2. The statutory scheme does not constitute an impermissible delegation of state power to private citizens by requiring the Board to delay franchise establishments and relocations only when protested by existing franchisees who have unfettered discretion whether or not to protest. An otherwise valid regulation is not rendered invalid simply because those whom it is designed to safeguard may elect to forgo its protection. Pp. 439 U. S. 108-109.
3. The Act does not conflict with the Sherman Act. Pp. 439 U. S. 109-111.
(a) The statutory scheme is a system of regulation designed to displace unfettered business freedom in establishing and relocating automobile dealerships, and hence is outside the reach of the antitrust laws under the "state action" exemption. This exemption is not lost simply because the Act accords existing dealers notice and an opportunity to be heard before their franchisor is permitted to locate a dealership likely to subject them to injurious and possible illegal competition. Schwegmann Bros. v. Calvert Distillers Corp., 341 U. S. 384, distinguished. Pp. 439 U. S. 109-110.

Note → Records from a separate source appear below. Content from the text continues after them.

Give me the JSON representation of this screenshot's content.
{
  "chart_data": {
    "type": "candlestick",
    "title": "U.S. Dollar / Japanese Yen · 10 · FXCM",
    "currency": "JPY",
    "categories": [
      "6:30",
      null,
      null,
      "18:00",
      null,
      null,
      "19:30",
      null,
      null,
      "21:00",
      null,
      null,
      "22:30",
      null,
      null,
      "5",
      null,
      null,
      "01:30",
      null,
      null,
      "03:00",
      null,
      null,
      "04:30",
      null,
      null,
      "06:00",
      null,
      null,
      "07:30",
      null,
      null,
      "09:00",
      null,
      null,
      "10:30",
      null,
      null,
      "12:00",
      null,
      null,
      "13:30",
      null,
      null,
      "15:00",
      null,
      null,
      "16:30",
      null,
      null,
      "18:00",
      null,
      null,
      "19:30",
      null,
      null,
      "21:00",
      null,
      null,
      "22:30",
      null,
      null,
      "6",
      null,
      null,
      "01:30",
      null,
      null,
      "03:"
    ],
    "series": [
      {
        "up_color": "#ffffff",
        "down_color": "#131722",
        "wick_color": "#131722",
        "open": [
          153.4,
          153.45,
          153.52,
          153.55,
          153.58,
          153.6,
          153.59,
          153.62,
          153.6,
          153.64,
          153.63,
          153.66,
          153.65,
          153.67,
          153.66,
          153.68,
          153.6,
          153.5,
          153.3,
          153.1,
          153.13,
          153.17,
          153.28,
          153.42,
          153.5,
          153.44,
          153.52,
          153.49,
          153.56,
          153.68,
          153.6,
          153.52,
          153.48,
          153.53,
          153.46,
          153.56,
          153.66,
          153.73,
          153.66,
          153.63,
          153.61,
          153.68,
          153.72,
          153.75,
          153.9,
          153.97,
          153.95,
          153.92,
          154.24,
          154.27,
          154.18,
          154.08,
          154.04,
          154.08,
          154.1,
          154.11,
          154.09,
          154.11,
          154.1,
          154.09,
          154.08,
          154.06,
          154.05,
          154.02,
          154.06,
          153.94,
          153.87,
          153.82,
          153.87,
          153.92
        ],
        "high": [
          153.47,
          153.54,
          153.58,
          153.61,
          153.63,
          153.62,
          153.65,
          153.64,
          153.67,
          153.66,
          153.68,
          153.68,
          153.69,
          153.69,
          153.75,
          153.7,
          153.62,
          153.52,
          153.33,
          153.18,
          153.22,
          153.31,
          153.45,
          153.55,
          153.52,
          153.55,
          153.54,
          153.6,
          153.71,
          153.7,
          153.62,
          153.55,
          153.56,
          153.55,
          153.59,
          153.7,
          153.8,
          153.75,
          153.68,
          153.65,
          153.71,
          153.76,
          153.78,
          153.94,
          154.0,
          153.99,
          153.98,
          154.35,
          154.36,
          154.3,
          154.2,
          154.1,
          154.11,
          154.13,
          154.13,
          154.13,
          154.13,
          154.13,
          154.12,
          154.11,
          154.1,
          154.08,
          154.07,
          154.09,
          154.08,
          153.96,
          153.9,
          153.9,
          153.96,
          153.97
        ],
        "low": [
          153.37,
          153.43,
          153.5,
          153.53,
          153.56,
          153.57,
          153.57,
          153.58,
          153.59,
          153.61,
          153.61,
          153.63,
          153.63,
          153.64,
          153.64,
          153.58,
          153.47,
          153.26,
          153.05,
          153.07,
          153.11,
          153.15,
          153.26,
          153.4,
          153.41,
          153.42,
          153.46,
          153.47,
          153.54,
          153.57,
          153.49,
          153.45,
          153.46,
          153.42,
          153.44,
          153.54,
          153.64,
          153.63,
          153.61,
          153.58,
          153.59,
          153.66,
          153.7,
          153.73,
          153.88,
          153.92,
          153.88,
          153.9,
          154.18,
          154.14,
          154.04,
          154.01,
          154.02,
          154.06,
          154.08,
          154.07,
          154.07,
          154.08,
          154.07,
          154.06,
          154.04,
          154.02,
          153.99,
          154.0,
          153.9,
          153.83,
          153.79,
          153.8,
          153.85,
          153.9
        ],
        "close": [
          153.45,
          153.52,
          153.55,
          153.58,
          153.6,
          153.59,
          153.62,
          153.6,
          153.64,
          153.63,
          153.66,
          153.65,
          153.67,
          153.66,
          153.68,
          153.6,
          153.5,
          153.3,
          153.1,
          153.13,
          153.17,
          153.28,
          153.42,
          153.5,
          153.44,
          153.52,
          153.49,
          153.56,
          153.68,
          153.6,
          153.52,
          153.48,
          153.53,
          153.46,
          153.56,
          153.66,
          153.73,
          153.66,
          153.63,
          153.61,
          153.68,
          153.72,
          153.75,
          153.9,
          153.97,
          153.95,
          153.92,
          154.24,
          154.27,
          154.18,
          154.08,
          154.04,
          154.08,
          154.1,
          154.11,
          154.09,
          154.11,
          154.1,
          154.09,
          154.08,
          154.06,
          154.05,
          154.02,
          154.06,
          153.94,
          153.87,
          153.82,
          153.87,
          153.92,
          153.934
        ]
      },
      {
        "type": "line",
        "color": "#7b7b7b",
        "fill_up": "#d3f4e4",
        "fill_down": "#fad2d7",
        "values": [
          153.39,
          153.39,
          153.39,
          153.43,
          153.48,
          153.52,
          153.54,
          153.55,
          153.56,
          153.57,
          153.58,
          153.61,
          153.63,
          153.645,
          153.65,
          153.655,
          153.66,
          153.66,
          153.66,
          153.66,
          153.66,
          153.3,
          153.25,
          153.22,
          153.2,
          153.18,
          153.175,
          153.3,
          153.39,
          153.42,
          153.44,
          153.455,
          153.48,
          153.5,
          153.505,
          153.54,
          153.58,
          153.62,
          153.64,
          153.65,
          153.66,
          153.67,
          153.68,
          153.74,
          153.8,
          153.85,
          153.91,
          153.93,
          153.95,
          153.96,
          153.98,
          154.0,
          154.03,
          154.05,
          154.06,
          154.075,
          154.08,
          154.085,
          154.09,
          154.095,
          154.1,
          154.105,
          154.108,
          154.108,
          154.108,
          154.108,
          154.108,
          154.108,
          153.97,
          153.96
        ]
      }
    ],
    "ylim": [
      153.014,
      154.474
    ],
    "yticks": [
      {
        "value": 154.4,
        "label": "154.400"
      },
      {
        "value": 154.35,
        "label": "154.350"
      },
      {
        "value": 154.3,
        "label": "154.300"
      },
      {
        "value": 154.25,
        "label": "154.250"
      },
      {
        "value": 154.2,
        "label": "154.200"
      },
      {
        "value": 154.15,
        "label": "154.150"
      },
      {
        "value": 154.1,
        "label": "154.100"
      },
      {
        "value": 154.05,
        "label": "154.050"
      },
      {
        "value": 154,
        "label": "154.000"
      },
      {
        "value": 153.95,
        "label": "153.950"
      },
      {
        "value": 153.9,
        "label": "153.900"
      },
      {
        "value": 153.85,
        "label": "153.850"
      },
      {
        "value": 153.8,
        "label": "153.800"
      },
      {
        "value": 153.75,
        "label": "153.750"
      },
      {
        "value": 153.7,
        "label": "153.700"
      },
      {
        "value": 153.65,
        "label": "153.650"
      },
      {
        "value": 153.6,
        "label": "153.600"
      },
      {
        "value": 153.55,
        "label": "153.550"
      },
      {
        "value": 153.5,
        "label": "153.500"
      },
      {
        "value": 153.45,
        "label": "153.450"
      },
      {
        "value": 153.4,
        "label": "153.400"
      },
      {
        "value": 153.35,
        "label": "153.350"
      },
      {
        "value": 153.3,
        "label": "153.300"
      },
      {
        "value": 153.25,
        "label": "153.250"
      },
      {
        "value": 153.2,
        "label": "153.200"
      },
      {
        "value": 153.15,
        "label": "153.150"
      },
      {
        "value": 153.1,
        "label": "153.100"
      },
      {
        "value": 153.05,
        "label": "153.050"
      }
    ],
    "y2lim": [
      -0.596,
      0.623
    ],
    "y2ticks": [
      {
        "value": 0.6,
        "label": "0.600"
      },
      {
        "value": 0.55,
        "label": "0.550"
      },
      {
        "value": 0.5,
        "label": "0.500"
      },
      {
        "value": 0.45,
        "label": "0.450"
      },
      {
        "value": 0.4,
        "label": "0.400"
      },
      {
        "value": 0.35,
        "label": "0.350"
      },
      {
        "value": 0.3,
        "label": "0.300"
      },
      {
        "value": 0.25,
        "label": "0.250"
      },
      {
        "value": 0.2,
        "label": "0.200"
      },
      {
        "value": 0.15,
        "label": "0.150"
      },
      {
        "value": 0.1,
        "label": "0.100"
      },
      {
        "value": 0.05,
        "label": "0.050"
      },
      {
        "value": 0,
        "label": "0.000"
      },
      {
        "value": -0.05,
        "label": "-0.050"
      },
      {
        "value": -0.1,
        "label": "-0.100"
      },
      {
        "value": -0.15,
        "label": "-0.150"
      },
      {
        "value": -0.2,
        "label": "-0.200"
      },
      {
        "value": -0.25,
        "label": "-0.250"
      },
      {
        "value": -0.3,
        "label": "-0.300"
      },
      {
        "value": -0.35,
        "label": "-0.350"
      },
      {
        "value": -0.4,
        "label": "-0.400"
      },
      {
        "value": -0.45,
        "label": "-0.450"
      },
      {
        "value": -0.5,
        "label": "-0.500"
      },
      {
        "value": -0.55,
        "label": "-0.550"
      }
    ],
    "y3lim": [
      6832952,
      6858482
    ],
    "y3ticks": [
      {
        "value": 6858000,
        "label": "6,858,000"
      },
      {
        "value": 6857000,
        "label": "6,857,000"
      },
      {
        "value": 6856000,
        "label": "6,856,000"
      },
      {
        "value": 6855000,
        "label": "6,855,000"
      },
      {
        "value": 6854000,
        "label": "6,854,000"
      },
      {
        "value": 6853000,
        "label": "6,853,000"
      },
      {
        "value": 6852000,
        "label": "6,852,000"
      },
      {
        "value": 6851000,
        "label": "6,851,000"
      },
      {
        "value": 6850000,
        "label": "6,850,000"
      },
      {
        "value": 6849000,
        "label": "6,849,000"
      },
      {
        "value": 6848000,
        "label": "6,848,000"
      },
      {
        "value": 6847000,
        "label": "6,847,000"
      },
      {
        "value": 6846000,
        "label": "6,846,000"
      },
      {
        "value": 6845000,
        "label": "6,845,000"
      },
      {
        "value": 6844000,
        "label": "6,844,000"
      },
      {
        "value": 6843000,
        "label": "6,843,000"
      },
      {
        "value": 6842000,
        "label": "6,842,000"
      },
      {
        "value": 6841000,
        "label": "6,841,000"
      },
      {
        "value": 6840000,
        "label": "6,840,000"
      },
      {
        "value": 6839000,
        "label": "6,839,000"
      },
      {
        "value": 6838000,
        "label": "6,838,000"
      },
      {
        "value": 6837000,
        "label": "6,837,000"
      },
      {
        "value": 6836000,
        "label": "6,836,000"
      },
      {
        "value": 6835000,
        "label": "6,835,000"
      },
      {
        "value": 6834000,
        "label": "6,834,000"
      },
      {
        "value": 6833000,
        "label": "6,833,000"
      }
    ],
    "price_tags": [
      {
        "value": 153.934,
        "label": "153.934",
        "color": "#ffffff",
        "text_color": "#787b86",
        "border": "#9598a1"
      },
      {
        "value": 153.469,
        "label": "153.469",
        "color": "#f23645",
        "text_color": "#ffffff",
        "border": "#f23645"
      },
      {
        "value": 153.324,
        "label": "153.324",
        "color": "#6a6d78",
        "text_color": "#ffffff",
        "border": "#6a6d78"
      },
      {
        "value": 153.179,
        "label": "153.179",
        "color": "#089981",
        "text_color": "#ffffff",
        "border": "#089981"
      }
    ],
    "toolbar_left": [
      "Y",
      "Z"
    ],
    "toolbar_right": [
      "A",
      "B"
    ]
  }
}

(b) To the extent that there is a conflict with the Sherman Act because the Act permits dealers to invoke state power for the purpose of restraining intrabrand competition, such a conflict "cannot itself constitute a sufficient reason for invalidating the . . . statute," for
"if an adverse effect on competition were, in and of itself, enough to render a state statute invalid, the States' power to engage in economic regulation
would be effectively destroyed."
440 F.Supp. 436, reversed.
BRENNAN, J., delivered the opinion of the Court, in which BURGER, C.J., and STEWART, WHITE, MARSHALL, and REHNQUIST, JJ., joined. MARSHALL, J., filed a concurring opinion, post, p. 439 U. S. 111. BLACKMUN, J., filed an opinion concurring in the result, in which POWELL, J., joined, post, p. 439 U. S. 113. STEVENS, J., filed a dissenting opinion, post, p. 439 U. S. 114.